Even today, navigating transgender healthcare is very complex, yet Torres was able to do so in her time by misrepresenting the facts of her youth.

In her teens, Torres had been able to take estrogen taken from her mother’s prescription but would later present herself as intersex for Garfinkel’s case study, only sharing her truth after she had already received gender-affirming care.

Joynt presents a film that addresses feelings that many contemporary transgender individuals share, using the lens of the talk show interview with a script made from transcriptions of interviews from Garfinkel’s study. This manner feels nearly obtrusive and exploitative in nature, and it is clearly meant to echo the infamous interview between Katie Couric and Laverne Cox.

The lens on transgender people is never out of focus; lives lived with the audacity of becoming more of oneself are placed under constant scrutiny and attention from all corners of the public eye. Joynt, by using his talk show persona, is able to emulate this to great success with a team of truly outstanding transgender actors and crewmembers.

Framing Agnes presents more than Torres’ story but that of six different transgender individuals who all have their own unique perceptions and experiences of how they experience gender. Joynt masterfully connects his mock interviews with real ones, holding open these files to show just how similar the struggles of transgender people still are 60 years later.

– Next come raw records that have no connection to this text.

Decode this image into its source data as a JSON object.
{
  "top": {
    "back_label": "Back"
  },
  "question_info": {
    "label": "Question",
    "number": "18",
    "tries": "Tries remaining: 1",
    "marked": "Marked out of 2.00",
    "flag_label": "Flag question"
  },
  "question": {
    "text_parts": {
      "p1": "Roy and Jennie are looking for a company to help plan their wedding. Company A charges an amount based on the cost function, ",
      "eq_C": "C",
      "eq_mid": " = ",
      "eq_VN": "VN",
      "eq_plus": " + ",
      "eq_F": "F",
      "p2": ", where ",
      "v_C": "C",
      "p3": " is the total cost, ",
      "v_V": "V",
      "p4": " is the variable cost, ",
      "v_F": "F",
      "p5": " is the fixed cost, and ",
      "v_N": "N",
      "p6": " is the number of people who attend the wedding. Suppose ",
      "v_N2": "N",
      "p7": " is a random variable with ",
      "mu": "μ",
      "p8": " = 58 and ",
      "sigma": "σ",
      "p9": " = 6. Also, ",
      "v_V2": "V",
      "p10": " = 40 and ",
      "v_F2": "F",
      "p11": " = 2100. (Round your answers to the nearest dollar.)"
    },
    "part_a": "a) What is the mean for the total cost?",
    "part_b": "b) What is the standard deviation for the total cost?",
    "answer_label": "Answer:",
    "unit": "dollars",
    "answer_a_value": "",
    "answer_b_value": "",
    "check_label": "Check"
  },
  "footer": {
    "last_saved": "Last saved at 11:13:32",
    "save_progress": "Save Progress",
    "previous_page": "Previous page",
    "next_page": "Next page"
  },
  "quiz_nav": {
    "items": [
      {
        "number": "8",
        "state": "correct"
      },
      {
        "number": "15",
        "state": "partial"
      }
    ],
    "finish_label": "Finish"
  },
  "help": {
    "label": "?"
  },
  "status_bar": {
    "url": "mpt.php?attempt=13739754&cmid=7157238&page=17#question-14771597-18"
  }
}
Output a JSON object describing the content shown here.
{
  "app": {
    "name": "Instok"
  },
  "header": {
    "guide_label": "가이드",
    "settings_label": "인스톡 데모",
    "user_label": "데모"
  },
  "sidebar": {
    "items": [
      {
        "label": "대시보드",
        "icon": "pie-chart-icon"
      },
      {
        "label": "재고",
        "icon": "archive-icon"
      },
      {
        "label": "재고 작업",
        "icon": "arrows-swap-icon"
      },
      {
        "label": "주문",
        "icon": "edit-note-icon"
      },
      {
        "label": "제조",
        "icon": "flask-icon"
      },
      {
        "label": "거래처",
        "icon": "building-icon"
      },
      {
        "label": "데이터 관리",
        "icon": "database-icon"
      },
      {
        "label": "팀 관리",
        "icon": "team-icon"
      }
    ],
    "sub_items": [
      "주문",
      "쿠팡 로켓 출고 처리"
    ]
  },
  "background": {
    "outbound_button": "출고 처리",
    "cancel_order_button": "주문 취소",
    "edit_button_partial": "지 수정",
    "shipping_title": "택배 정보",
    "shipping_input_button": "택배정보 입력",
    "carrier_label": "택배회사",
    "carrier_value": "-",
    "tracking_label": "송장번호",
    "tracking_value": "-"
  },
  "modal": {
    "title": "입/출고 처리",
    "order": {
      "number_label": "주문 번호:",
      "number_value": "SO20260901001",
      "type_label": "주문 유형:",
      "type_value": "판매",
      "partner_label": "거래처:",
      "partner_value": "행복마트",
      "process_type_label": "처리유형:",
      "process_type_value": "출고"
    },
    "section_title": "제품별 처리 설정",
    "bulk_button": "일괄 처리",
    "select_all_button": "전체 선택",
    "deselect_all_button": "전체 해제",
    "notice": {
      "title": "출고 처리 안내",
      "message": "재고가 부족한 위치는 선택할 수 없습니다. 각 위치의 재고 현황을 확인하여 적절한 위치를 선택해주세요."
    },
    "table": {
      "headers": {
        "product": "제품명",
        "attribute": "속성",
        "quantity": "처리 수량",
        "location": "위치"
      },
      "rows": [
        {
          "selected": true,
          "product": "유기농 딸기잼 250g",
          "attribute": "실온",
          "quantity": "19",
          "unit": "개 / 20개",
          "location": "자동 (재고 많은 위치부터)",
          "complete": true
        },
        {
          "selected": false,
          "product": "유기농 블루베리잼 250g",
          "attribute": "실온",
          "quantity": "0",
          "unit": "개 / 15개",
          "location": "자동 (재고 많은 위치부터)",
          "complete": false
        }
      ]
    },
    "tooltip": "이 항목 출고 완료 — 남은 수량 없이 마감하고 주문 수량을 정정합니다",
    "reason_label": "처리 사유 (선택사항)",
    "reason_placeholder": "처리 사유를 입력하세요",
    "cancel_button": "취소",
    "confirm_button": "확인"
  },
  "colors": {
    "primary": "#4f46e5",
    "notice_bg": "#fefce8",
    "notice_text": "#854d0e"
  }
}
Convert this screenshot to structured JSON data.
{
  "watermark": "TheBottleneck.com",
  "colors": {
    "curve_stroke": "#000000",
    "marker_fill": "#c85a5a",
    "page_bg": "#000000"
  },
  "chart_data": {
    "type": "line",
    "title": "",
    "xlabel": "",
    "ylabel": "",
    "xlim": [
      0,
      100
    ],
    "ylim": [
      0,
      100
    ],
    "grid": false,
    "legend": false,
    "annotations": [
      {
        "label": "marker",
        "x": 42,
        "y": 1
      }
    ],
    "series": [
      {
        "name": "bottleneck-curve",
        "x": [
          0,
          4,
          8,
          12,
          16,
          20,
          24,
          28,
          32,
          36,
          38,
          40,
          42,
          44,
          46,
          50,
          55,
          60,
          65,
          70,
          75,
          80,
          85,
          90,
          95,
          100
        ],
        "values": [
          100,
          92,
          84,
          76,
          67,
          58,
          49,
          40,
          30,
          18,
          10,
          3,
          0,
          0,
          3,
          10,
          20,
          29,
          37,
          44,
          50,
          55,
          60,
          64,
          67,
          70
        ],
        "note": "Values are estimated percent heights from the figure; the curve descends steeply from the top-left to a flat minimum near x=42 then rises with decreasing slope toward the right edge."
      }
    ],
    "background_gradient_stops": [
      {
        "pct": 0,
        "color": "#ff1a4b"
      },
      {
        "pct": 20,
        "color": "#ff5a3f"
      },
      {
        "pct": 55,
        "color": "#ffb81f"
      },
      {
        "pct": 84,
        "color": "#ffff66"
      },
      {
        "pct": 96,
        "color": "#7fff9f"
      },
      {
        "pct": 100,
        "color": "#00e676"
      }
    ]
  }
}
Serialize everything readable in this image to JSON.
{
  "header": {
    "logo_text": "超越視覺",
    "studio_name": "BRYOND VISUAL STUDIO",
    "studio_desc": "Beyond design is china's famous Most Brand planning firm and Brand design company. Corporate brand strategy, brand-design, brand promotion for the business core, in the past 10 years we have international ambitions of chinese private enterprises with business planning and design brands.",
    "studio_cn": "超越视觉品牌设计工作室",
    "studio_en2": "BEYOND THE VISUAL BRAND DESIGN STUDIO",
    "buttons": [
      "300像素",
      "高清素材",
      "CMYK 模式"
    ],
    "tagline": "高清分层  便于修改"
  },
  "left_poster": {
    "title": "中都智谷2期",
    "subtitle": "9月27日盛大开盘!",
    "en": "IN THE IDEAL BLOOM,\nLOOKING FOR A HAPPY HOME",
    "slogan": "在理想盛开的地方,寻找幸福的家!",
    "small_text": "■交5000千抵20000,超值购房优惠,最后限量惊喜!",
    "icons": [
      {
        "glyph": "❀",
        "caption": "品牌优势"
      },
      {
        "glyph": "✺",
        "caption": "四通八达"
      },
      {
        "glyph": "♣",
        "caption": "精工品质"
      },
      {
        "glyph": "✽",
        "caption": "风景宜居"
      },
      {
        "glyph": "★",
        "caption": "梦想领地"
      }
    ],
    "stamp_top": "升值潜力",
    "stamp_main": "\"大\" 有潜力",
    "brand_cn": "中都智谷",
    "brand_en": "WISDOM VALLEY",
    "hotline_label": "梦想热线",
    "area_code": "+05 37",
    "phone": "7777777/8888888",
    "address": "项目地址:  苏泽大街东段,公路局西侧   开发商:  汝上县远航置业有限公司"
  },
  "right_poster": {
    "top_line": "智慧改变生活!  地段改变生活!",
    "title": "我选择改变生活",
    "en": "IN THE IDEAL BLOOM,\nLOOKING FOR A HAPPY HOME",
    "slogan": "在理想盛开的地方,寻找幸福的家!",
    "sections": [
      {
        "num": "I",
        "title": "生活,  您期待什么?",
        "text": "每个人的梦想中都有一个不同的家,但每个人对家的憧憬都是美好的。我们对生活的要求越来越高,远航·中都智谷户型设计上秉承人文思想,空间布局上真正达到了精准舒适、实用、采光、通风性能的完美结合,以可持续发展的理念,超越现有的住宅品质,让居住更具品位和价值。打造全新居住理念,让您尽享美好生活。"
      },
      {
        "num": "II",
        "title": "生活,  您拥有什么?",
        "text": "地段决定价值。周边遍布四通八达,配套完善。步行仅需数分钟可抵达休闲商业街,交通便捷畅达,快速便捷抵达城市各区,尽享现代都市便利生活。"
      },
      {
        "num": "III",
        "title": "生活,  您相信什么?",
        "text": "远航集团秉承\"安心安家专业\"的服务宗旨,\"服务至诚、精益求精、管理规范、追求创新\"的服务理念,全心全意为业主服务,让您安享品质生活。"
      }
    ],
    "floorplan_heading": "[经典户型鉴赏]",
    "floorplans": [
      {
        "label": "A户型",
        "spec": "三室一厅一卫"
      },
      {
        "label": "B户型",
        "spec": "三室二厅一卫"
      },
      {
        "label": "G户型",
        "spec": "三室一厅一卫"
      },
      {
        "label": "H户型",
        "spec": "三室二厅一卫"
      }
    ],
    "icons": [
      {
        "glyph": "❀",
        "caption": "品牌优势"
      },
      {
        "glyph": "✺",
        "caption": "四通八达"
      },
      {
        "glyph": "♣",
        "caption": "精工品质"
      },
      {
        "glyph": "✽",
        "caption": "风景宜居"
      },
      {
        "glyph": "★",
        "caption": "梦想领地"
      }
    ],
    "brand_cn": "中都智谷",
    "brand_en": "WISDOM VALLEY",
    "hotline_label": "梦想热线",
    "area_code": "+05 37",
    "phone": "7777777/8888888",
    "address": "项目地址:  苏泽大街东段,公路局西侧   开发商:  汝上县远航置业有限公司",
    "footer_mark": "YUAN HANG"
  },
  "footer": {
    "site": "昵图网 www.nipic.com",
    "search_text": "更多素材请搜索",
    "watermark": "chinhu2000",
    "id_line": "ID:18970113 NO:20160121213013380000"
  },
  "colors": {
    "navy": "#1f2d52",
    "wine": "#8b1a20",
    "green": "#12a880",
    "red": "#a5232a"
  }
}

In many ways, Joynt has shown through his work that this public hyperfocus placed on ensuring the visibility of trans people and their stories is similar to Garfinkel’s case studies. Page by page, it’s easy to believe that a full person forms. But, no life can be fully lived under observation and scrutiny, especially when the decision must be made between visibility and vulnerability. To be part of an effort of acceptance is to be left open to violence, and to constantly present these stories feels akin to exploitation, Joynt seems to say.